DoD ‘Hack the Pentagon’ competition

(by James Rogers, Fox News) – The Department of Defense is inviting vetted hackers to test its cybersecurity as part of a unique “Hack the Pentagon” competition. [The screened high-tech specialists will be brought in to try to breach the Defense Department’s public Internet pages in a pilot program aimed at finding and fixing cybersecurity vulnerabilities.]

Although similar “cyber bug bounty” initiatives have been used in the corporate sector, this is the first in the history of the federal government.

“I am always challenging our people to think outside the five-sided box that is the Pentagon,” said Secretary of Defense Ash Carter, in a statement announcing the competition Wednesday.  “Inviting responsible hackers to test our cybersecurity certainly meets that test.  I am confident this innovative initiative will strengthen our digital defenses and ultimately enhance our national security.” 

[Speaking at a tech industry event in San Francisco, Carter said the idea came from Silicon Valley, where tech companies offer financial rewards or bounties for finding vulnerabilities.

“We’re trying to adopt what is a best practice,” he said. “It’s a way of crowdsourcing the expertise and having access to good people. … You’d much rather find the vulnerabilities in your networks in that way” – rather than wait for malicious hackers to steal information or compromise a system.]

As part of the pilot program, which starts next month, the Defense Department will let qualified participants search for vulnerabilities in its public webpages. The vetted hackers will take part in a “controlled, limited duration program that will allow them to identify vulnerabilities on a predetermined department system,” according to the department. Critical Pentagon systems, however, will not be part of the initiative. [The pilot program will involve public networks or websites that do not have any sensitive information or personal employee data on them.]

People taking part in the competition could be eligible for financial rewards and other unspecified recognition, according to the Department of Defense. [It is being called a “bounty” program and Carter said the hackers would get some kind of reward, beyond the distinction of having beached the world’s greatest military’s systems. But he didn’t provide details.]

Tod Beardsley, security research manager at cybersecurity specialist Rapid 7 welcomed the Pentagon plan. “The acknowledgement from the Pentagon that open and free security assessments on its websites are valuable, and even encouraged, is a huge step forward for the DoD and the U.S. government,” he told, via email. “The terms are a little more restrictive than many similar programs, but this positive sentiment is a huge win for modern security research and security researchers of all stripes.”

“Hack the Pentagon” is led by the department’s Defense Digital Service, which was launched last year.

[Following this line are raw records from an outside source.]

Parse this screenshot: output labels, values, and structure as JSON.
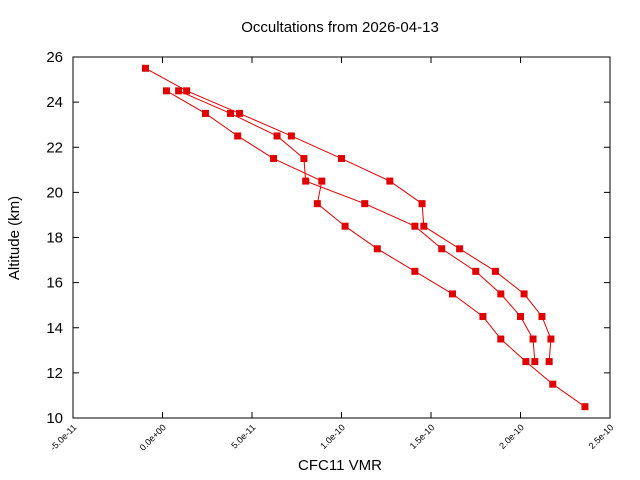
{
  "chart_data": {
    "type": "line",
    "title": "Occultations from 2026-04-13",
    "x_label": "CFC11 VMR",
    "y_label": "Altitude (km)",
    "xlim": [
      -5e-11,
      2.5e-10
    ],
    "xticks": [
      {
        "value": -5e-11,
        "label": "-5.0e-11"
      },
      {
        "value": 0,
        "label": "0.0e+00"
      },
      {
        "value": 5e-11,
        "label": "5.0e-11"
      },
      {
        "value": 1e-10,
        "label": "1.0e-10"
      },
      {
        "value": 1.5e-10,
        "label": "1.5e-10"
      },
      {
        "value": 2e-10,
        "label": "2.0e-10"
      },
      {
        "value": 2.5e-10,
        "label": "2.5e-10"
      }
    ],
    "ylim": [
      10,
      26
    ],
    "yticks": [
      10,
      12,
      14,
      16,
      18,
      20,
      22,
      24,
      26
    ],
    "grid": false,
    "series": [
      {
        "color": "#e00000",
        "x": [
          -9.5e-12,
          1.35e-11,
          4.3e-11,
          7.2e-11,
          1e-10,
          1.27e-10,
          1.45e-10,
          1.46e-10,
          1.66e-10,
          1.86e-10,
          2.02e-10,
          2.12e-10,
          2.17e-10,
          2.16e-10
        ],
        "y": [
          25.5,
          24.5,
          23.5,
          22.5,
          21.5,
          20.5,
          19.5,
          18.5,
          17.5,
          16.5,
          15.5,
          14.5,
          13.5,
          12.5
        ]
      },
      {
        "color": "#e00000",
        "x": [
          9e-12,
          3.8e-11,
          6.4e-11,
          7.9e-11,
          8e-11,
          1.13e-10,
          1.41e-10,
          1.56e-10,
          1.75e-10,
          1.89e-10,
          2e-10,
          2.07e-10,
          2.08e-10
        ],
        "y": [
          24.5,
          23.5,
          22.5,
          21.5,
          20.5,
          19.5,
          18.5,
          17.5,
          16.5,
          15.5,
          14.5,
          13.5,
          12.5
        ]
      },
      {
        "color": "#e00000",
        "x": [
          2.2e-12,
          2.4e-11,
          4.2e-11,
          6.2e-11,
          8.9e-11,
          8.65e-11,
          1.02e-10,
          1.2e-10,
          1.41e-10,
          1.62e-10,
          1.79e-10,
          1.89e-10,
          2.03e-10,
          2.18e-10,
          2.36e-10
        ],
        "y": [
          24.5,
          23.5,
          22.5,
          21.5,
          20.5,
          19.5,
          18.5,
          17.5,
          16.5,
          15.5,
          14.5,
          13.5,
          12.5,
          11.5,
          10.5
        ]
      }
    ]
  }
}
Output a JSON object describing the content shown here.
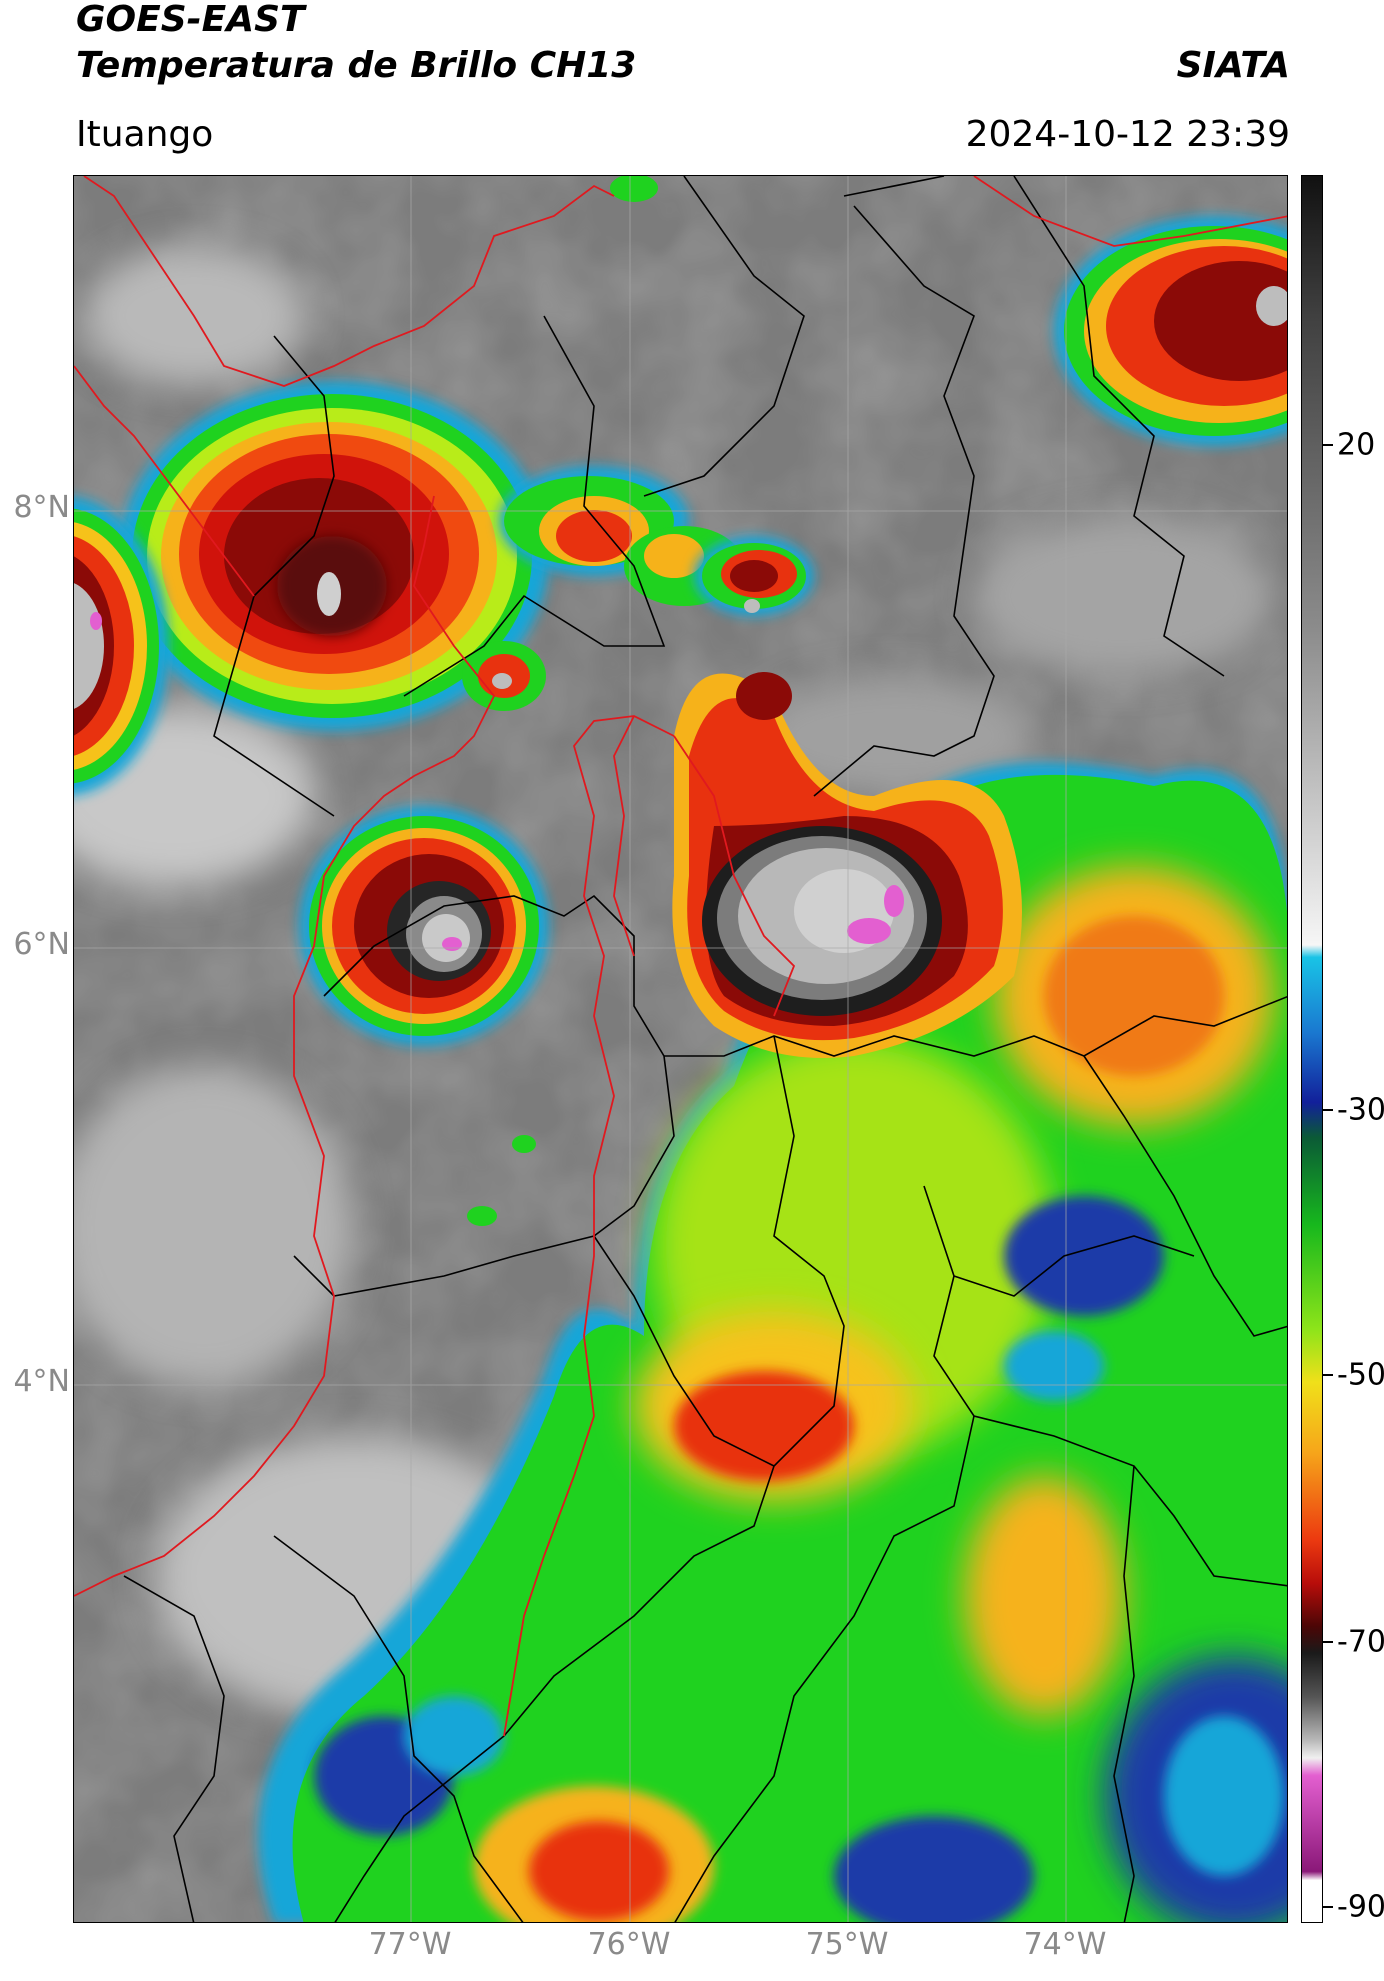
{
  "header": {
    "satellite": "GOES-EAST",
    "product": "Temperatura de Brillo CH13",
    "organization": "SIATA",
    "location": "Ituango",
    "datetime": "2024-10-12 23:39"
  },
  "map": {
    "lat_labels": [
      {
        "label": "8°N",
        "value": 8
      },
      {
        "label": "6°N",
        "value": 6
      },
      {
        "label": "4°N",
        "value": 4
      }
    ],
    "lon_labels": [
      {
        "label": "77°W",
        "value": -77
      },
      {
        "label": "76°W",
        "value": -76
      },
      {
        "label": "75°W",
        "value": -75
      },
      {
        "label": "74°W",
        "value": -74
      }
    ],
    "colors": {
      "background_gray": "#7a7a7a",
      "border_national": "#e0191f",
      "border_regional": "#000000"
    }
  },
  "colorbar": {
    "range": [
      -90,
      40
    ],
    "ticks": [
      {
        "label": "20",
        "value": 20
      },
      {
        "label": "-30",
        "value": -30
      },
      {
        "label": "-50",
        "value": -50
      },
      {
        "label": "-70",
        "value": -70
      },
      {
        "label": "-90",
        "value": -90
      }
    ]
  }
}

More details on the competition will be announced during the coming weeks, according to the Defense Department.

Defense Department systems get probed and attacked millions of times a day, officials say. Last year the Department of Defense suffered a cybersecurity breach after Russian hackers infiltrated an unclassified defense computer network.

The Associated Press contributed to this report. Reprinted here for educational purposes only. May not be reproduced on other websites without permission from Fox News. 


1. Match the following words from the article with their definition. (Write the word in the blank next to its definition):

hacker — crowdsourcing — pilot program — vet — breach — vulnerability — cyber security — expertise

a) _______________ small-scale, short-term experiment that helps an organization learn how a large-scale project might work in practice

b) _______________ measures taken to protect a computer or computer system (as on the Internet) against unauthorized access or attack

c) _______________ an occurrence in which someone is able to get into a place that is guarded or is able to get secret information

d) _______________ investigate (someone) thoroughly, especially in order to ensure that they are suitable for a job requiring secrecy, loyalty, or trustworthiness

e) _______________ degree to which (someone) or something is susceptible to harm

f) _______________ obtain (information or input into a particular task or project) by enlisting the services of a number of people, either paid or unpaid, typically via the Internet

g) _______________ expert skill or knowledge in a particular field

h) _______________ a person who uses computers to gain unauthorized access to data; a person who illegally gains access to and sometimes tampers with information in a computer system

2. The first paragraph of a news article should answer the questions who, what, where and when. List the who, what, where and when of this news item. (NOTE: The remainder of a news article provides details on the why and/or how.)

3. What is the significance of this DoD program?

4. a) How does Secretary of Defense Ash Carter describe the program?
b) What outcome would he like to see? (What is the aim of the Hack the Pentagon program?)

5. a) What will the vetted hackers do?
b) What will they receive for their efforts?

6. Why is Secretary Carter initiating this program?

7. What drawbacks could there possibly be to this program? Explain your answer.